The DoctoRx method of longer-term technical analysis is simple. It requires no computers, no protractors, no expenses. It even sometimes appears to work!
The Capital One (COF) chart shows a long-term convex upward uptrend through about 2006. In the bubble era beginning around 1998, you can see that it got a little out of phase upward, and then in the second dip of the 2000-2003 bear market, that "out-of-phaseness" had a mirror extra downward movement. But upward momentum was waning. The stock's relative momentum vs. the market peaked around 2006.
This company did not take the risks of a Fannie or Freddie, or an AIG, but it needed rescuing by the $23.7 Trillion intervention by the Fed and the Feds. The chart shows a stock in long-term trouble, with the convex downward trend unbroken despite a tripling of the stock price since the (? temporary) bottom this winter.

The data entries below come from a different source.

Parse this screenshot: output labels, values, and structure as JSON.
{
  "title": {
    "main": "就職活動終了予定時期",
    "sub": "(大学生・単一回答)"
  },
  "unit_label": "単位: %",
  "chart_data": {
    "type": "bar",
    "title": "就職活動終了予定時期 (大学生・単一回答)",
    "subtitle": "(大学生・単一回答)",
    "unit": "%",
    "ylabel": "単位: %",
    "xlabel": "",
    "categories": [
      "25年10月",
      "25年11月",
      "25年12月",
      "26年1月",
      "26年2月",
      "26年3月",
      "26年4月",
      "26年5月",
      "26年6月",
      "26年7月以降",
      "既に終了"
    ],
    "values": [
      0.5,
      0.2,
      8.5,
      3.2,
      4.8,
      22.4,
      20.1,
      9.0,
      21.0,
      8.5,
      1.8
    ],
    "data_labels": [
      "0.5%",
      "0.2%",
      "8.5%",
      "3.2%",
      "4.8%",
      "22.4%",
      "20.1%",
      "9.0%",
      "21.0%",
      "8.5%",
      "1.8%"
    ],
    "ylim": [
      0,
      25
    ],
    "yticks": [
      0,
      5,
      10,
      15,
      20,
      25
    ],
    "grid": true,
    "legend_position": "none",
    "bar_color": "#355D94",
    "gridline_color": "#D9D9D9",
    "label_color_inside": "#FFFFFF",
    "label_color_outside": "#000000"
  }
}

This stock is a "Don't buy! Don't buy!"both in Cramerica and in DoctoRx-land.
On the other hand, Econblog Review has praised Ross Stores (ROST), also shown above. The chart is completely different from COF. Even at the bottom last fall, the stock had not broken down on the long-term charts. It is not up as much from the bottom as COF, but it is now trading at its all-time high. No short-term or long-term holder of ROST has lost a penny.

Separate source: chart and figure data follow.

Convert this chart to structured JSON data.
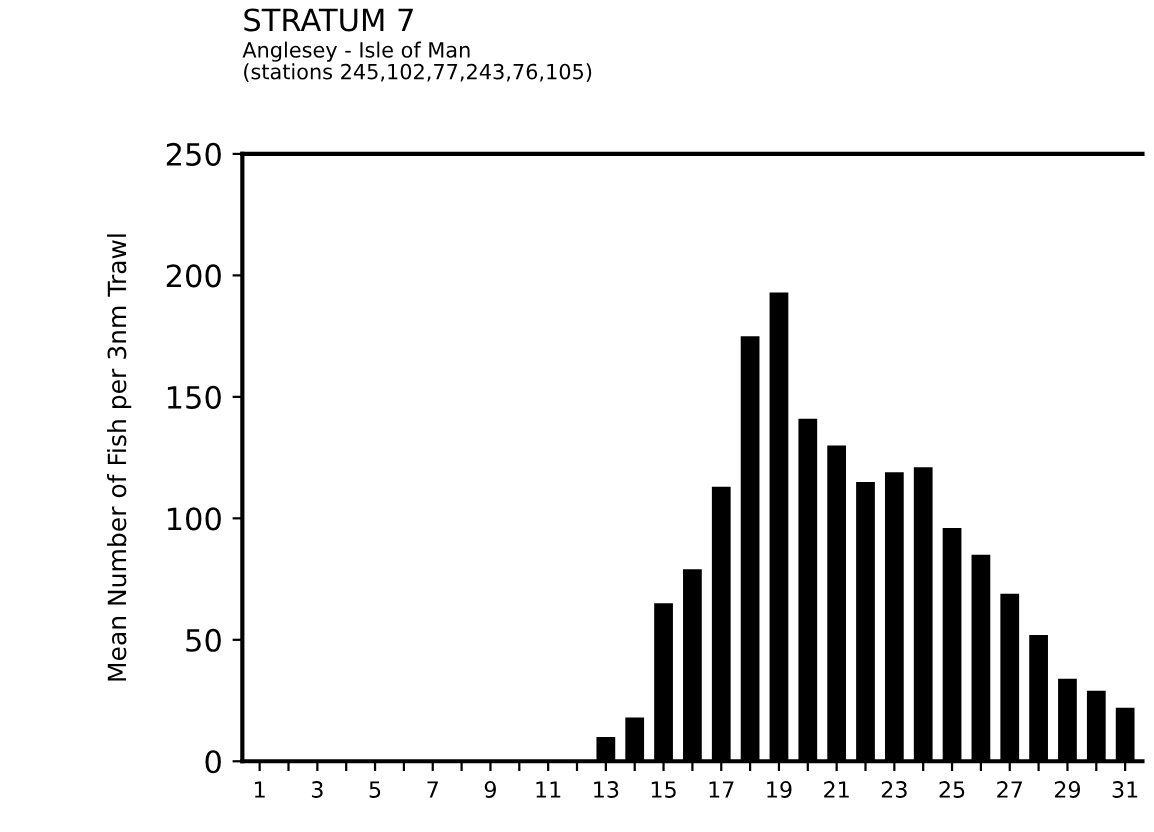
{
  "chart_data": {
    "type": "bar",
    "title": "STRATUM 7",
    "subtitle": "Anglesey - Isle of Man\n(stations 245,102,77,243,76,105)",
    "ylabel": "Mean Number of Fish per 3nm Trawl",
    "categories": [
      "1",
      null,
      "3",
      null,
      "5",
      null,
      "7",
      null,
      "9",
      null,
      "11",
      null,
      "13",
      null,
      "15",
      null,
      "17",
      null,
      "19",
      null,
      "21",
      null,
      "23",
      null,
      "25",
      null,
      "27",
      null,
      "29",
      null,
      "31"
    ],
    "values": [
      0,
      0,
      0,
      0,
      0,
      0,
      0,
      0,
      0,
      0,
      0,
      0,
      10,
      18,
      65,
      79,
      113,
      175,
      193,
      141,
      130,
      115,
      119,
      121,
      96,
      85,
      69,
      52,
      34,
      29,
      22
    ],
    "color": "#000000",
    "ylim": [
      0,
      250
    ],
    "yticks": [
      0,
      50,
      100,
      150,
      200,
      250
    ],
    "grid": false
  }
}
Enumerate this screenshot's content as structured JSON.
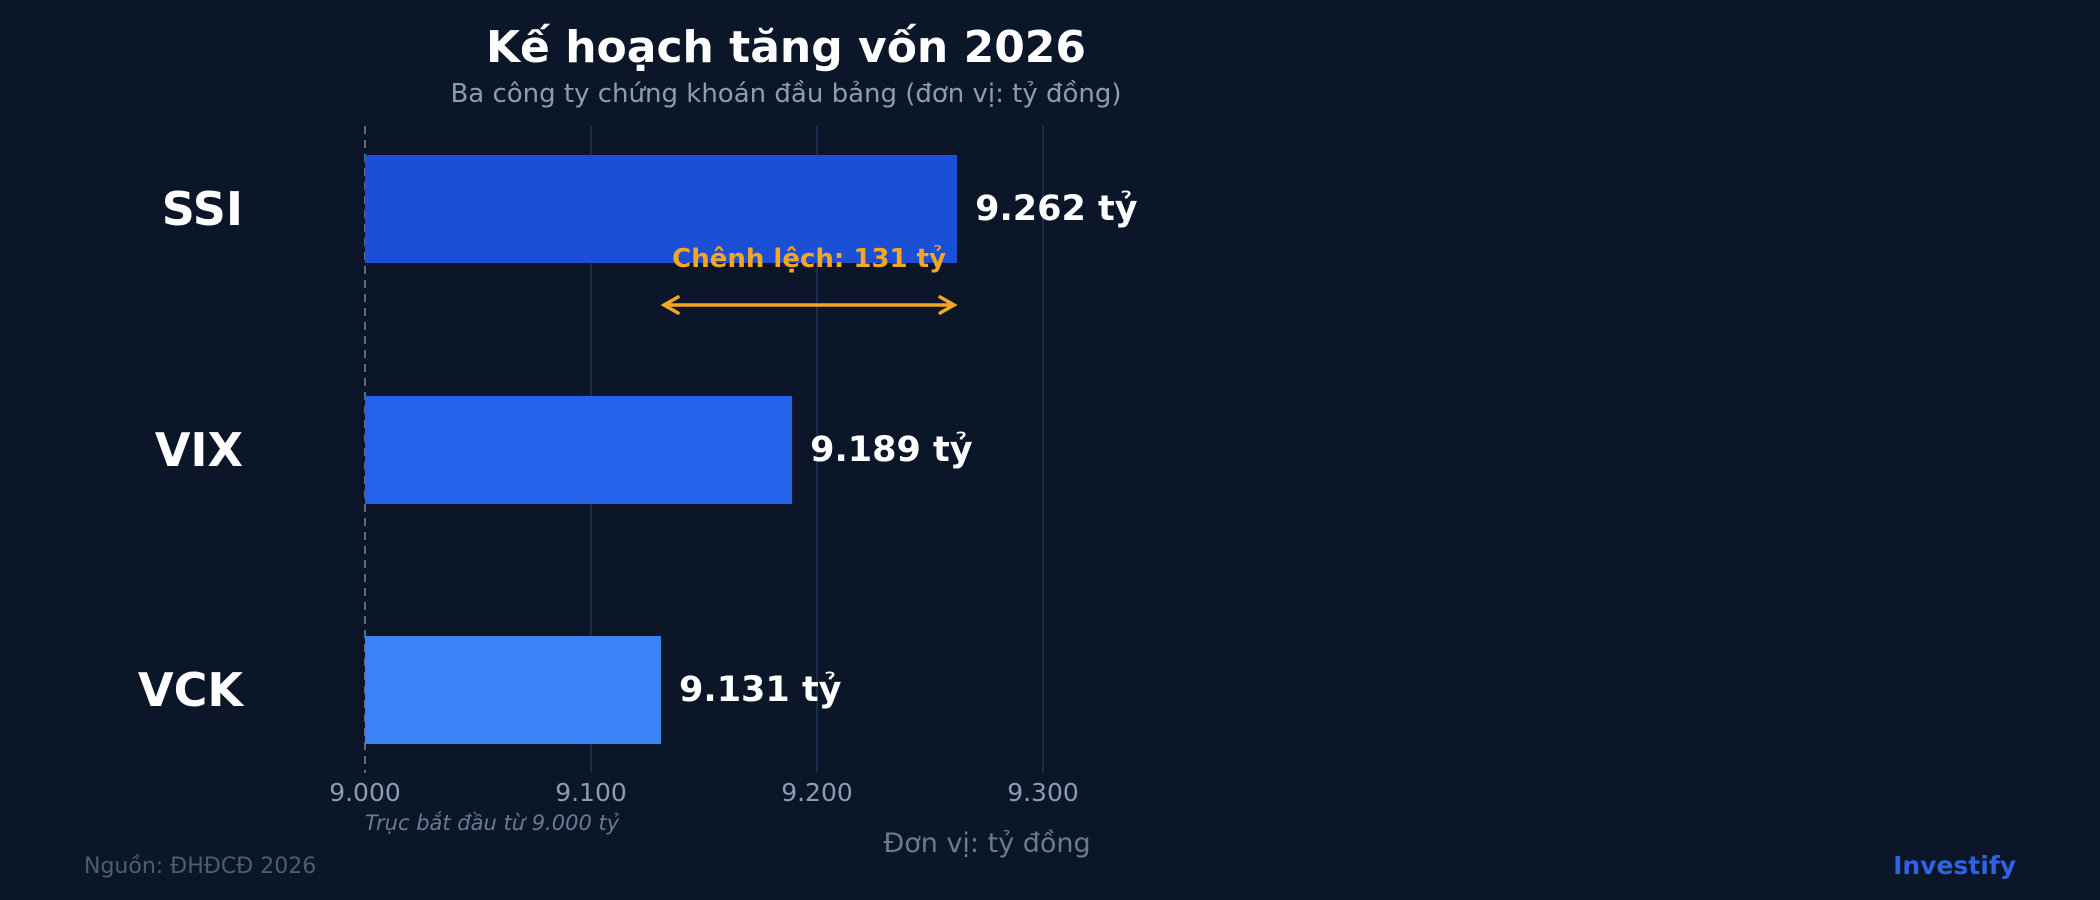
{
  "chart_data": {
    "type": "bar",
    "orientation": "horizontal",
    "title": "Kế hoạch tăng vốn 2026",
    "subtitle": "Ba công ty chứng khoán đầu bảng (đơn vị: tỷ đồng)",
    "categories": [
      "SSI",
      "VIX",
      "VCK"
    ],
    "values": [
      9262,
      9189,
      9131
    ],
    "value_labels": [
      "9.262 tỷ",
      "9.189 tỷ",
      "9.131 tỷ"
    ],
    "bar_colors": [
      "#1a4fd6",
      "#2563eb",
      "#3b82f6"
    ],
    "xlabel": "Đơn vị: tỷ đồng",
    "ylabel": "",
    "xlim": [
      9000,
      9300
    ],
    "x_ticks": [
      9000,
      9100,
      9200,
      9300
    ],
    "x_tick_labels": [
      "9.000",
      "9.100",
      "9.200",
      "9.300"
    ],
    "baseline_note": "Trục bắt đầu từ 9.000 tỷ",
    "grid": true,
    "annotation": {
      "text": "Chênh lệch: 131 tỷ",
      "from": 9131,
      "to": 9262,
      "color": "#f5a623"
    }
  },
  "footer": {
    "source": "Nguồn: ĐHĐCĐ 2026",
    "brand": "Investify"
  },
  "colors": {
    "background": "#0b1628",
    "grid": "#1e3456",
    "text": "#ffffff",
    "muted": "#8e9cb2",
    "accent": "#f5a623",
    "brand": "#2f63e3"
  }
}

Other stocks praised by EBR for similar chart patterns and other positive corporate attributes are National Presto (NPK), Teva Pharmaceuticals (TEVA) and McDonald's.
Nothing is guaranteed, but strength begets strength in part because corporate cultures tend to have a continuity. Thus in my field of pharmaceuticals, J&J and Teva go from strength to strength, while lesser companies falter. In addition, industries may have a life cycle, such as autos or steel, but even within challenged industries, look how the prior chart strength of Honda (HMC) and Toyota vs. GM years ago presaged the current situation.
All the above stated, ROST and Teva are well above their 200 day moving averages. I have taken my profits in them and am waiting for buying opportunities where it takes more guts to buy than now, when the charts look so strong.
Two final notes. One is that this site does not provide investment advice. The other is that a long-term look at the S&P 500 (a nearly 60-year chart) does not look so hot right now. Gold and the 10-30 T-bond complex look better; while yours truly is long them both, cash equivalents continue to look mighty fine. Hard to lose there!